Personal information
- Full name: Shane Wakelin
- Born: 12 August 1974 (age 52) Whyalla, South Australia
- Original team: Port Adelaide (SANFL)
- Height: 191 cm (6 ft 3 in)
- Weight: 92 kg (203 lb)

Playing career
- Years: Club / Games (Goals)
- 1993: Port Adelaide (SANFL) / 003 0(0)
- 1994–2000: St Kilda / 094 (19)
- 2001–2008: Collingwood / 158 0(1)
- Total:  / 252 (20)

Career highlights
- St Kilda pre-season premiership: 1996; Gavin Brown Award: 2005; AFL Rising Star nominee: 1994;

= Shane Wakelin =

Australian rules footballer, born 1974

Shane Wakelin (born 12 August 1974) is a retired professional Australian rules footballer who played for the St Kilda Football Club and the Collingwood Football Club in the Australian Football League (AFL).

==Early life==
Wakelin was born in Whyalla, South Australia, on 12 August 1974, a few minutes after his identical twin brother Darryl, who was born just before midnight on 11 August. When Wakelin was six months old his family moved to Kimba, South Australia, where his father farmed sheep. Wakelin was 13 when he moved to Port Lincoln, South Australia. At 16 he and his brother were recruited by South Australian National Football League (SANFL) club Port Adelaide and they made the move to Adelaide.

==AFL career==
Recruited from Port Adelaide by St Kilda in the 1992 AFL draft, Wakelin debuted in the Australian Football League (AFL) in 1994. He became noted as a hard-working defender at St Kilda and, during the mid to late 1990s, was part of a defensive combination with his twin brother Darryl which was considered very effective.
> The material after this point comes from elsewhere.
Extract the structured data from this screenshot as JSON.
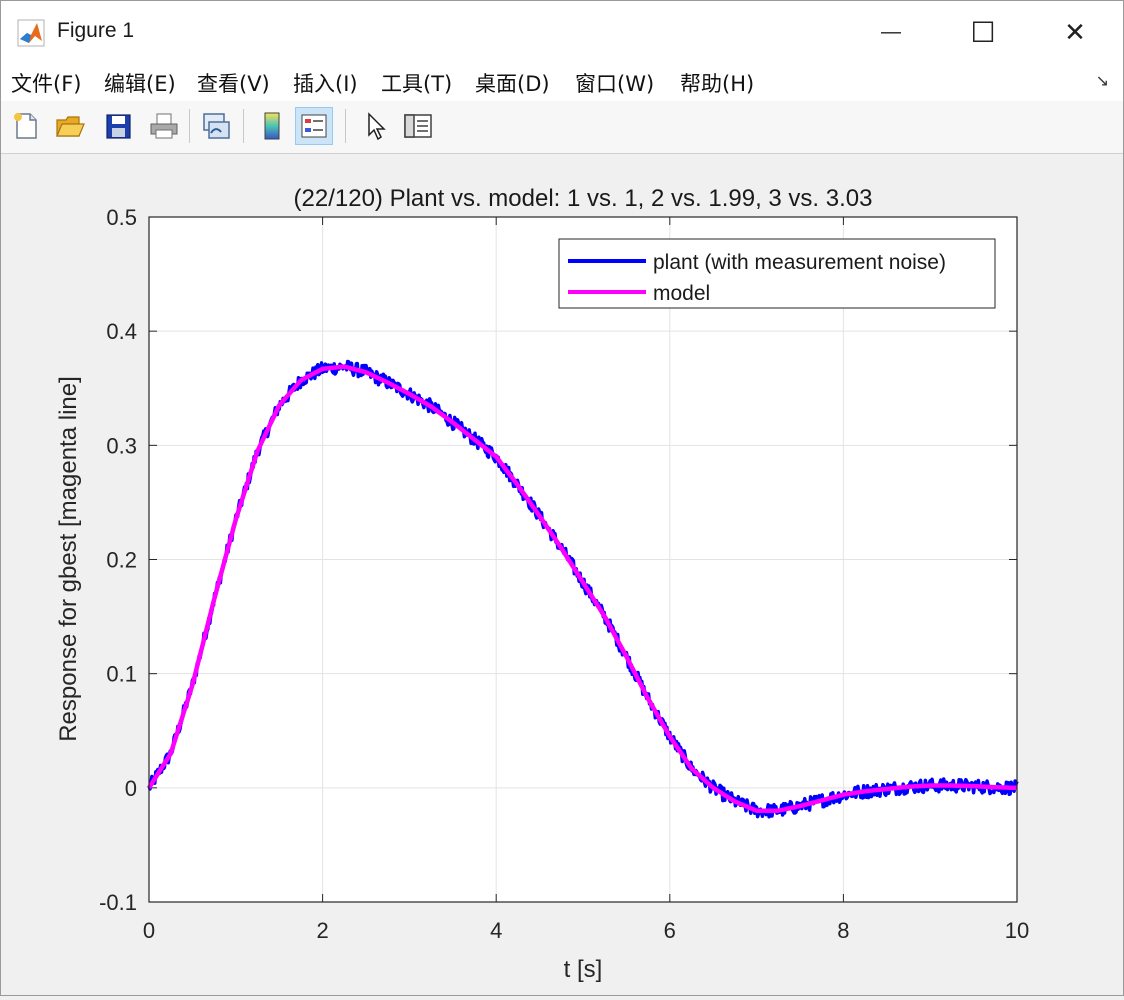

Wakelin played in 5 of 22 matches in the 1997 AFL season home and away rounds in which St Kilda qualified in first position for the 1997 AFL finals series, winning the club's second minor premiership and first McClelland Trophy.

After playing only four games in 2000 he became disgruntled with St Kilda and was later picked up by Collingwood Football Club, where he reignited his career and continued his trademark consistency as a defender.

Wakelin signed on for the 2007 AFL season knowing he would probably spend much time in the reserves. Due to injuries to other Collingwood backmen, however, he was often selected and was crucial in defence for Collingwood during that year. For the 2008 AFL season, due to the sudden retirement of fellow Collingwood backman James Clement, Wakelin agreed to another season for the Magpies.

At the end of the 2008 season he retired after Collingwood's loss in the semi-final against St Kilda ended the team's season.

In 2003, Wakelin appeared on a shampoo commercial for Sunsilk Base Elements, which also featured fellow Collingwood players Chris Tarrant (footballer) and Richard Cole. This wooden performance earned him the "Tool of the Year" on AFL variety show Before the Game.

==Environmental activism==

Wakelin is a strong supporter of sustainable transport and famously sold his car in 2007 for environmental reasons, using public transport and bicycles as an alternative, even to travel to football matches he was playing in.
On 5 June 2012, he took part in a stunt for Melbourne radio station Gold FM's breakfast program which involved a competition to see which mode of transport would get someone from Nunawading railway station to the Gold FM studio in Richmond in the shortest time. Wakelin took the train and won the competition, completing the journey in 41 minutes. The motorist took 49 minutes, with the bike rider taking 53 minutes.

==Personal life==

Wakelin married Ligita in 2003 and they have two children – daughter Charley Elizabeth and son Tom Leo.

Wakelin was one of the four St Kilda players featured at the start of the 1995 music video "Greg! The Stop Sign!!" by Australian band TISM.